L’histoire de Cassia Oliveira est révélatrice de cette volonté de faire bouger les frontières. Professeur de musique dans un collège de la Zona Sul, elle décide de s’installer au cœur d’une communauté située dans le morro de Cantagalo qui surplombe la plage d’Ipanema. Sa maison devient très vite le refuge d’enfants qui y apprennent le chant, le solfège et les instruments de musique. À travers son association, Harmonicanto, Cassia Oliveira s’est donnée pour mission de mêler musique et citoyenneté.






Ces enfants se baladaient dans un marché de la drogue à ciel ouvert… À l’intérieur d’une favela parfois violente, la seule arme que ces enfants utilisent, ce sont des instruments de musique. Quand vous amenez la culture dans la communauté, vous équilibrez les opportunités avec l’asphalte !








Danser
pour résister

La Maré et ses 130.000 habitants, une immense favela située sur un marécage, fait partie de ces zones déshéritées, pacifiées depuis peu après avoir longtemps été tenues par les gangs de la drogue. Comme des contre-feux à cette violence, le Centre d’art de la Maré créé par la chorégraphe brésilienne Lia Rodrigues comme contre-feu à cette violence, est un des lieux où la culture a droit de cité dans un vaste bidonville qui était encore il y a peu, sous les tirs croisés des trafiquants et de la police militaire.
Une troupe professionnelle et des jeunes du morro s’entraînent dans un ancien hangar industriel devenu un haut lieu de la création contemporaine. En décidant d’installer ce lieu de culture au cœur d’une favela, Lia Rodrigues s’interroge sur la place de l’artiste dans la ville.



Comment l’art contemporain peut-il créer un dialogue avec d’autres parties de la ville ? À Rio, c’est cette question-là qui m’a fait venir à la Maré. Depuis 10 ans, je développe différentes actions que j’appelle pédagogiques et artistiques… Je suis une artiste qui se pose des questions par rapport à la ville, au système économique, à ses frontières…







Sur le sable
d'Ipanema

Créé en 1992 par la chorégraphe Lia Rodrigues, le festival Panorama investit l’asphalte.

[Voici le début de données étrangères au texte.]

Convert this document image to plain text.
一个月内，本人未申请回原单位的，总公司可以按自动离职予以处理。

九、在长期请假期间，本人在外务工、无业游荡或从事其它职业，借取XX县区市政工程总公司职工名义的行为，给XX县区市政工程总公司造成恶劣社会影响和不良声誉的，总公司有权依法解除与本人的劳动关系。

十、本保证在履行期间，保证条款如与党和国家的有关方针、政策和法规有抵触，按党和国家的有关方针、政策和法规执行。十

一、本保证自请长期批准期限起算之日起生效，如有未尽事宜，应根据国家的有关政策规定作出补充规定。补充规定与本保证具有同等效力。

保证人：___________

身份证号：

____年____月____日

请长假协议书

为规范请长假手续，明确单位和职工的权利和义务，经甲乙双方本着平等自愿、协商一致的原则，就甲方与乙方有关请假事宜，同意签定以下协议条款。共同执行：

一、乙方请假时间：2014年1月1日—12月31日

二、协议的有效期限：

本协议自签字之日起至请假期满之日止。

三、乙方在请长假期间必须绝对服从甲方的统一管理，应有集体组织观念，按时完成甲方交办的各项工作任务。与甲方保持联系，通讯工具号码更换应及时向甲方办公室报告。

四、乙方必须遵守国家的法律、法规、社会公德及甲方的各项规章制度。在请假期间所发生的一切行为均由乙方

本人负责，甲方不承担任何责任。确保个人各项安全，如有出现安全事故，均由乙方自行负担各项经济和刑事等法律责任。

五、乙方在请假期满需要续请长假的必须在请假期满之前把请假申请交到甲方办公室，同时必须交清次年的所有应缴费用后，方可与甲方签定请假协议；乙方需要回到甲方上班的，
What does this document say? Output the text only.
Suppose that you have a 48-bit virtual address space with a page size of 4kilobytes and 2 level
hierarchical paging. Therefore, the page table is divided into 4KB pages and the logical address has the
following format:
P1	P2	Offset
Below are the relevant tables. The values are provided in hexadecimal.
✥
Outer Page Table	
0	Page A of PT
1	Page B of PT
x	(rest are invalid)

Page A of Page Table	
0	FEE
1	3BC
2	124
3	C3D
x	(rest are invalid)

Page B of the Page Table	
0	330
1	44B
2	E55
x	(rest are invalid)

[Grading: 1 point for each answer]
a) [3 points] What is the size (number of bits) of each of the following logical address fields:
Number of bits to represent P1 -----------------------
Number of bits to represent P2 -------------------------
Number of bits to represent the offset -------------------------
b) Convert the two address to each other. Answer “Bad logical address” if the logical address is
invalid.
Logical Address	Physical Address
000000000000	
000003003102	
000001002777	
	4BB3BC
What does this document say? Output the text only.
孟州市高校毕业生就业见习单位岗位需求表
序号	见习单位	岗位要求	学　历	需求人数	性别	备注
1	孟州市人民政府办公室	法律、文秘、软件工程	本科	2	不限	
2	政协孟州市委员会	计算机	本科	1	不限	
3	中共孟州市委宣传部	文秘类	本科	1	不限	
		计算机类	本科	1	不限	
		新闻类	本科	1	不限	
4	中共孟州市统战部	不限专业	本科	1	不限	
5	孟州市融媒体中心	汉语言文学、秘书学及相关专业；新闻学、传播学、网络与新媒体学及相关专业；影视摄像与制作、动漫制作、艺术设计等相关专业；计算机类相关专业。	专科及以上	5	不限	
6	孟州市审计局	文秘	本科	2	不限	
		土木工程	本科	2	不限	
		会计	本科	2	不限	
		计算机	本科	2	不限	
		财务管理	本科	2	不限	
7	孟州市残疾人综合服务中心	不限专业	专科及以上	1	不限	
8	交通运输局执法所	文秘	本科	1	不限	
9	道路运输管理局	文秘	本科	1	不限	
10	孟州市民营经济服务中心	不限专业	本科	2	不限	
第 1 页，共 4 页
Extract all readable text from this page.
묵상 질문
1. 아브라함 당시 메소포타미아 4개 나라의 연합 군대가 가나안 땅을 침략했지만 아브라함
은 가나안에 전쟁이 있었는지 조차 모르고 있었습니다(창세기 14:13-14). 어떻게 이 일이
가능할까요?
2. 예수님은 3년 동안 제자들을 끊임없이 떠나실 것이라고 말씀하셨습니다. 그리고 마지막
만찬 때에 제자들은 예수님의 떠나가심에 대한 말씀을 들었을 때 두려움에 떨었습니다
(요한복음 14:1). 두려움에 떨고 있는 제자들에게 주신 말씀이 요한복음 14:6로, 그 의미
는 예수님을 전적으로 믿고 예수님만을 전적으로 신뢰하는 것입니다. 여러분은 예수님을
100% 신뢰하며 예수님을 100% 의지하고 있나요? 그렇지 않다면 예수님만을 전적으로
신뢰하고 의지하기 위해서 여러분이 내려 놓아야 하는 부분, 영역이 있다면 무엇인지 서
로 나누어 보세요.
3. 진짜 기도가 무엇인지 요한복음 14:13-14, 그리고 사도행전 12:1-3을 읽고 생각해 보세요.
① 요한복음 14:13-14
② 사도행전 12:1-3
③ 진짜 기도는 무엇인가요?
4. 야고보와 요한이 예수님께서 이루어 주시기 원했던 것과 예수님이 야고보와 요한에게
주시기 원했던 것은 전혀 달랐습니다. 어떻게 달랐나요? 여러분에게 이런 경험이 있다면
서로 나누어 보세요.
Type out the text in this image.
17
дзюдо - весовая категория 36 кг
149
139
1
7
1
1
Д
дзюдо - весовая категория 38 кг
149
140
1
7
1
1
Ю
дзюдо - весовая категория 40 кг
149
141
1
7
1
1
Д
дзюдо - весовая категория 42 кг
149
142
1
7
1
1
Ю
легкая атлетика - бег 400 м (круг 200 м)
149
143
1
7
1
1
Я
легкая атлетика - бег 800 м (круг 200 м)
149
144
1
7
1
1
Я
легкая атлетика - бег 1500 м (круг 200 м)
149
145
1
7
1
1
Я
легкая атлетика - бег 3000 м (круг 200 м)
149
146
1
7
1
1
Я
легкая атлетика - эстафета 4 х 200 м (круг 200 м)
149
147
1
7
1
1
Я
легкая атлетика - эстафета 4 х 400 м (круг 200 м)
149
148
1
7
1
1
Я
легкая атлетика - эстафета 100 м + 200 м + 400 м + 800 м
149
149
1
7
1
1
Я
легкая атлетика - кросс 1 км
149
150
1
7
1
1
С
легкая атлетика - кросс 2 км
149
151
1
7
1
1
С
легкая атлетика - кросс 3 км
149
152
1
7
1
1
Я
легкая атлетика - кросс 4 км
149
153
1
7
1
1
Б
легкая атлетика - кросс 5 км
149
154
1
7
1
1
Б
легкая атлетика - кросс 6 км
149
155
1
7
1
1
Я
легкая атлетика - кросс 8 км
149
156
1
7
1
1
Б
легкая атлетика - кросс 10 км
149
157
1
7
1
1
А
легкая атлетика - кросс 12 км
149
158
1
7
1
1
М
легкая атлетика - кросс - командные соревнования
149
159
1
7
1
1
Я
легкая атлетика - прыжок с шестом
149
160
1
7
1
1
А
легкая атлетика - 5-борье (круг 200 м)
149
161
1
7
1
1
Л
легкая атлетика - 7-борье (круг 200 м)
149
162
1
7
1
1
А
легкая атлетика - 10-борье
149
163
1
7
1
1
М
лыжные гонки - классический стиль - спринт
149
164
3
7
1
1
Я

Cette année, la chorégraphe Marina Guzzo était en résidence au Centre d’art de la Maré pour un atelier sur le mouvement et la place du corps dans la cité. Une performance baptisée « Navios » réalisée avec le soutien d’une fondation privée a investi la plage d’Ipanema.

De nombreux évènements artistiques alternatifs envahissent ainsi les lieux où se croisent les cariocas malgré les frontières invisibles qui divisent le sable !










L’ART
BRUT
À L’HÔPITAL

L’hôpital psychiatrique Nise da Silveira, situé dans la banlieue nord, est le lieu d’une expérience artistique, basée sur l’art thérapie. Des artistes ont investi deux étages de l’immeuble, et proposent aux patients qui le désirent des ateliers où chacun participe et crée librement. Cette expérience d’art brut est une fenêtre ouverte sur le monde à laquelle participe le collectif Norte Comum, un groupement d’artistes de la Zona Norte né sur les réseaux sociaux.



Norte Comum est né à partir d’un texte de Carlos, lancé sur internet. Ce texte parlait du fait que la zone Nord de Rio est toujours laissée de côté…



Gabriela Facioli, Carlos et Pablo Meijueiro, font partie de ceux qui interviennent à l’Hôtel da Loucura auprès des patients du psychiatre Vitor Podeus. Ils animent des ateliers d’art brut, de danse et de performance.



Faire partie de ce projet est une expérience de vie unique, surtout de pouvoir échanger avec ces gens incompris par la société et qui ont été enfermés ici, ils ont été interdits en tant qu’êtres humains.








LA
FOLIE
DU SARAU
TROPICAL


Dans un théâtre de verdure bordé par les grands arbres de l’Hôtel da Loucura, nous assistons au « Sarau Tropical », organisé par le collectif Norte Comum. Patients, psychiatres, artistes et public se mélangent le temps d’une soirée.








On voit bien le capitalisme sauvage, ce système qui détériore la ville et ses habitants. Je fais partie de ceux qui résistent à tout ça, mais je ne vois pas mon travail comme de l’activisme… Mon travail est une réponse à un besoin viscéral, une réponse à mon existence.